Ry Cooder empoigne la «machine à tuer les fascistes»

Le glissando si caractéristique sur les cordes de sa belle sèche rappelle que nous sommes en présence d’un maître célébré, enfin programmé au Festival international de jazz de Montréal.
Photo: Don Titelman Le glissando si caractéristique sur les cordes de sa belle sèche rappelle que nous sommes en présence d’un maître célébré, enfin programmé au Festival international de jazz de Montréal.

Ryland Peter Cooder marche sans chichi vers sa chaise au centre de la scène du théâtre Maisonneuve, tout seul, le manche de son acoustique empoigné comme un outil de travail. Pas là pour parader, le septuagénaire. Il se branche comme on branche une scie sauteuse. Et puis joue. Le glissando si caractéristique sur les cordes de sa belle sèche rappelle que nous sommes en présence d’un maître célébré, enfin programmé au Festival international de jazz de Montréal (il a fini par dire oui). Plus tôt, avant la première partie assurée par son fils Joachim, André Ménard a remis au même Ry Cooder tout gêné son (lourd) Spirit Award. Enfoui sous son chapeau, l’homme a dit merci en louant Montréal : « C’est vraiment quelque chose de voir que la culture et les arts ont une valeur ici… »

Et Ry de s’éclipser. Mine de rien, le ton était donné. Le thème de la soirée. Le seul sujet qui compte. Qu’est-ce qui vaut quoi, ces jours-ci, dans les États-Unis de Trump et, par conséquent, dans le monde ? La deuxième chanson de son programme, tirée de son tout récent album The Prodigal Son, exprime l’essentiel du propos. Ça s’intitule Everybody Ought to Treat A Stranger Right, et c’est du Blind Willie Johnson, aussi pertinent ce vendredi soir qu’au moment de sa création. Pertinence ? De son vaste répertoire à lui (cinq décennies de musique !), Ry ramène The Very Thing That Makes You Rich (Makes Me Poor) : pas pour rien. La pertinence est un héritage que l’on transmet.

Des guitares en mission

 

Dans le spectacle, parmi les nouvelles chansons, il y a aussi Jesus and Woody. C’est une sorte d’appel aux armes pacifique, un rappel du crucial message que transportait — littéralement — le pionnier folksinger Woody Guthrie il y a trois quarts de siècle. Woody Guthrie, en 1941, collait un bandeau sur sa Gibson L-00. Juste au-dessus du trou. Très clairement, de loin, en majuscules, en noir sur blanc, on pouvait lire ces mots : « THIS MACHINE KILLS FASCISTS ».

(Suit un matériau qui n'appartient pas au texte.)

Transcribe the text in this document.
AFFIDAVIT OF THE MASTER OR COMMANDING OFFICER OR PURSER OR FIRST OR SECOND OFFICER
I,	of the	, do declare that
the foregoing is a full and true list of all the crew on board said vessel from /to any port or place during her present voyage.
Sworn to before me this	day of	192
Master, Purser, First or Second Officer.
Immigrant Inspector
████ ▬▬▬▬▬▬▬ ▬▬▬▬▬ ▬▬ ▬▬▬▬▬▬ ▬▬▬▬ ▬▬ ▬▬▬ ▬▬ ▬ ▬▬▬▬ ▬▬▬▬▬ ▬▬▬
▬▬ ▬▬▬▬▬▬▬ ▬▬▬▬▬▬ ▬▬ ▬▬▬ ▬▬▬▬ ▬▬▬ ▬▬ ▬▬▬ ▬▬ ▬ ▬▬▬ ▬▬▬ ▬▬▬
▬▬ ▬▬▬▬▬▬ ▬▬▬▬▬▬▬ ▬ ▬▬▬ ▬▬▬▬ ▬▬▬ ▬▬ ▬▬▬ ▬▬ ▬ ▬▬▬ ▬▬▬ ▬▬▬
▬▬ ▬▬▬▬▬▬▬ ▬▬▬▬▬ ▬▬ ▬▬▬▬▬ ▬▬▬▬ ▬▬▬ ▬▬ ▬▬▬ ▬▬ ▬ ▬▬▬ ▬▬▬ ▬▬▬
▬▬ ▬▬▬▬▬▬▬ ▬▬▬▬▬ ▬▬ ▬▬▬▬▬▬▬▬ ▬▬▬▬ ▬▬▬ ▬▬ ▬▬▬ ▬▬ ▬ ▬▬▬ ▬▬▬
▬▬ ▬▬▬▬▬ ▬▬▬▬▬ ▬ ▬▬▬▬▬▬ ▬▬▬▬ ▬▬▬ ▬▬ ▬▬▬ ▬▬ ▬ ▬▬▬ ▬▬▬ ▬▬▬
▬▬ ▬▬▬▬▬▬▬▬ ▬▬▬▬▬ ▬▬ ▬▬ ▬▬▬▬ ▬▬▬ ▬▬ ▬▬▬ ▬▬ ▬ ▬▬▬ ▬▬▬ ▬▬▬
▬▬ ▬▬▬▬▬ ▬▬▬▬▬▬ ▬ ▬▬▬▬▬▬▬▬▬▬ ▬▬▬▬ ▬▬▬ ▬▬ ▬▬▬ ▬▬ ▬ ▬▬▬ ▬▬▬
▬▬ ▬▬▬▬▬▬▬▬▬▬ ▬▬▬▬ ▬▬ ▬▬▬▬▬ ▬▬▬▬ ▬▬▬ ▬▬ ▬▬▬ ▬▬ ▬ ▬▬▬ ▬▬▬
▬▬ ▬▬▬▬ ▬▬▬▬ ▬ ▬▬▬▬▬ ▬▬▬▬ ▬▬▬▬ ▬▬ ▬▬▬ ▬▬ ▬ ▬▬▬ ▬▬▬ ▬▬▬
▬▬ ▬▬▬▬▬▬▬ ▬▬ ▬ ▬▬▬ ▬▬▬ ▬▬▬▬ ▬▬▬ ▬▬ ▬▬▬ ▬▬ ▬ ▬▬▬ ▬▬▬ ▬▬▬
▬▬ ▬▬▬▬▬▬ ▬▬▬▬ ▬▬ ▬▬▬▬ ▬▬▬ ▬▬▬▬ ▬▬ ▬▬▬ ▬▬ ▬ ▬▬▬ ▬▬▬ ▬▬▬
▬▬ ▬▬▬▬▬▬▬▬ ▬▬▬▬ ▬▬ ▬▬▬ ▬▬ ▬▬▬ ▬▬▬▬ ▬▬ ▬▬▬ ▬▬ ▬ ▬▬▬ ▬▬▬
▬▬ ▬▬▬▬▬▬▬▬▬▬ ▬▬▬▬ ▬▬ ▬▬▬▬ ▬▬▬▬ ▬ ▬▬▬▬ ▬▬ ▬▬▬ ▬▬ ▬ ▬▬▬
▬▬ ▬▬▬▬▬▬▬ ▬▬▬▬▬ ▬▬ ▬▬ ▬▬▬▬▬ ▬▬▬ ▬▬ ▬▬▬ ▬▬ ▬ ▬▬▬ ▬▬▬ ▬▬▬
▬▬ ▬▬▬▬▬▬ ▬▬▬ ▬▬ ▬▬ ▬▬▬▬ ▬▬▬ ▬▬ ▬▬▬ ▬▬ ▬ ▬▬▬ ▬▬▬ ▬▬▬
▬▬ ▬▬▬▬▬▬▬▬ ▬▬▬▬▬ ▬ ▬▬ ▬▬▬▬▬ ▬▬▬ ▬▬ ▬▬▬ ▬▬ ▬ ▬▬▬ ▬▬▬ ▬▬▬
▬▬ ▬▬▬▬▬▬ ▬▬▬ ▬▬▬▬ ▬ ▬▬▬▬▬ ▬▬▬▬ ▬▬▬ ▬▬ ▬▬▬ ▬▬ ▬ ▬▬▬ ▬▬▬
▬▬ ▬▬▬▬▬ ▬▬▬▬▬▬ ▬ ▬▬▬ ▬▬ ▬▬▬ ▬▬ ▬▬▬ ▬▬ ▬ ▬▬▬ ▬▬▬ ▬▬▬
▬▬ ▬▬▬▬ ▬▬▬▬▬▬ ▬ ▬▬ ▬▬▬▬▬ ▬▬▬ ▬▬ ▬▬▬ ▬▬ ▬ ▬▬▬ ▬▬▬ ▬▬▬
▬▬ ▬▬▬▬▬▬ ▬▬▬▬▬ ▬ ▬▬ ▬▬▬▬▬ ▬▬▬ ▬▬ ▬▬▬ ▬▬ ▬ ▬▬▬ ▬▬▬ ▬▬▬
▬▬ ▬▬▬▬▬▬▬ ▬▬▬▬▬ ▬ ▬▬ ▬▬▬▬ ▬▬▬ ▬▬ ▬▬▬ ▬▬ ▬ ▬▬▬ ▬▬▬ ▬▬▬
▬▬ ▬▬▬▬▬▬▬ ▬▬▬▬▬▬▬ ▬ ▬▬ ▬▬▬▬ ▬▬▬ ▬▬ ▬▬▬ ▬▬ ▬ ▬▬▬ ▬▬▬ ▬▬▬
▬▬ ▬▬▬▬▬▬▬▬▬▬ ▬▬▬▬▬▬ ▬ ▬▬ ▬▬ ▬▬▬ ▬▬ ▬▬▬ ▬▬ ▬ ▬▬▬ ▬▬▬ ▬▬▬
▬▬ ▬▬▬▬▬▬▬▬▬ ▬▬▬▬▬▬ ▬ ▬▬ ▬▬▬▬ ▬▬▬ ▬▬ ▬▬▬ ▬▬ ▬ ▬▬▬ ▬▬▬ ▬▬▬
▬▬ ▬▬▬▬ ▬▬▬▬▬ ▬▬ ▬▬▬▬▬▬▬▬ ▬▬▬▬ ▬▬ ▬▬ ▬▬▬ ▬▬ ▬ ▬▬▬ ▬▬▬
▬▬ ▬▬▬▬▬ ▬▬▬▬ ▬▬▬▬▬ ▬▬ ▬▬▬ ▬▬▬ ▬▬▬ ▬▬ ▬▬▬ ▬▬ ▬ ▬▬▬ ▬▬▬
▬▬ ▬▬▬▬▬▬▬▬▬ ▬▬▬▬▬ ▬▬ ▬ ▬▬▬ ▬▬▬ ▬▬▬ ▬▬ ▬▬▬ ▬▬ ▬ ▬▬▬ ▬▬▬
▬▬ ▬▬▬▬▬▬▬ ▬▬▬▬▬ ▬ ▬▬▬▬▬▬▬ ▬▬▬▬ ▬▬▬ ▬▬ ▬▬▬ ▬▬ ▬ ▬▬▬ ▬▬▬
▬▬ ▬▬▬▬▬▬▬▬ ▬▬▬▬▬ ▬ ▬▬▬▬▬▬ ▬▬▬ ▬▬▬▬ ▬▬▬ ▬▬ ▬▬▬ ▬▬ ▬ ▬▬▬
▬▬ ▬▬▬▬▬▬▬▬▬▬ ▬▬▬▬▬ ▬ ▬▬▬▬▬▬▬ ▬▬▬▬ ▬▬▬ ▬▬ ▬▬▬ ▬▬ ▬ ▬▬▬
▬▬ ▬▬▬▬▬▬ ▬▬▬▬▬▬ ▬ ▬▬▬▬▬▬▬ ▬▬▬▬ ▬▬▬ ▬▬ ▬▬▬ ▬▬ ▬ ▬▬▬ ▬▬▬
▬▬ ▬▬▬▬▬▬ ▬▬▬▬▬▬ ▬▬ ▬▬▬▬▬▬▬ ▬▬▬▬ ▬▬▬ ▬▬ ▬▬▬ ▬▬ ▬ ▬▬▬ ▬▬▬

Les guitares de Ry Cooder, les mots de Ry Cooder, les relectures de blues par Ry Cooder n’ont pas d’autre but. Recharger la machine. Oui, il s’agit de passer du bon temps, la musique à ce degré d’incarnation donne de l’énergie, du courage, de la joie. Mais aussi du carburant pour l’indignation. « You’ll have a good time », promet l’as guitariste. C’est certain, et le trio soul qui le suit en tournée, les Hamiltones, remplit les coeurs et soigne les âmes. Mais c’est quand Ry Cooder s’assied, guitare semi-acoustique en main, laissant les notes glisser et réverbérer — d’une réverbération qu’il décrit comme « sort of primitive but good » —, que ça se passe. Le combat. La tristesse, la colère, tout se trouve dans Vigilante Man. Du Woody Guthrie.

Du rock’n’roll pour la suite

On peut léviter si on veut, ces notes peuvent soulever par leur seule beauté soutenue à l’infini, mais la musique et la mission oeuvrent ici de concert. Ry commente Vigilante Man, évoque l’odieux de la culture des armes… « Use me, use me », implorent les gâchettes, parce que c’est « leur nature ». C’est bel et bien entre Jésus et Woody que ça se passe, comprend-on, c’est sur ce terrain miné que le nouveau « vigilante man » tire sur tout ce qui bouge.

Bien sûr, le spectacle se termine en rock’n’roll, c’est le rythme de base, l’irrépressible impulsion fondatrice, c’est de là que Ry Cooder vient. Du soleil. Des disques Sun de Memphis, au Tennessee. Johnny Cash (Get Rhythm), puis Elvis (Little Sister) sont appelés en renfort. Ry interprète ces chansons-là depuis toujours, c’est sa manière de rallumer l’étincelle du grand big bang musical qui galvanisa sa génération et celles d’ensuite. La machine de Woody, la voix d’Elvis, le blues de Blind Willie Johnson, les choeurs gospel des Hamiltones, les notes extraordinaires de Ry Cooder : est-ce que tout ça conjugué peut contribuer à sauver la planète ? Cooder, pas plus que nous, ne le sait. Mais ce vendredi soir sur la Terre, on y croit un peu plus.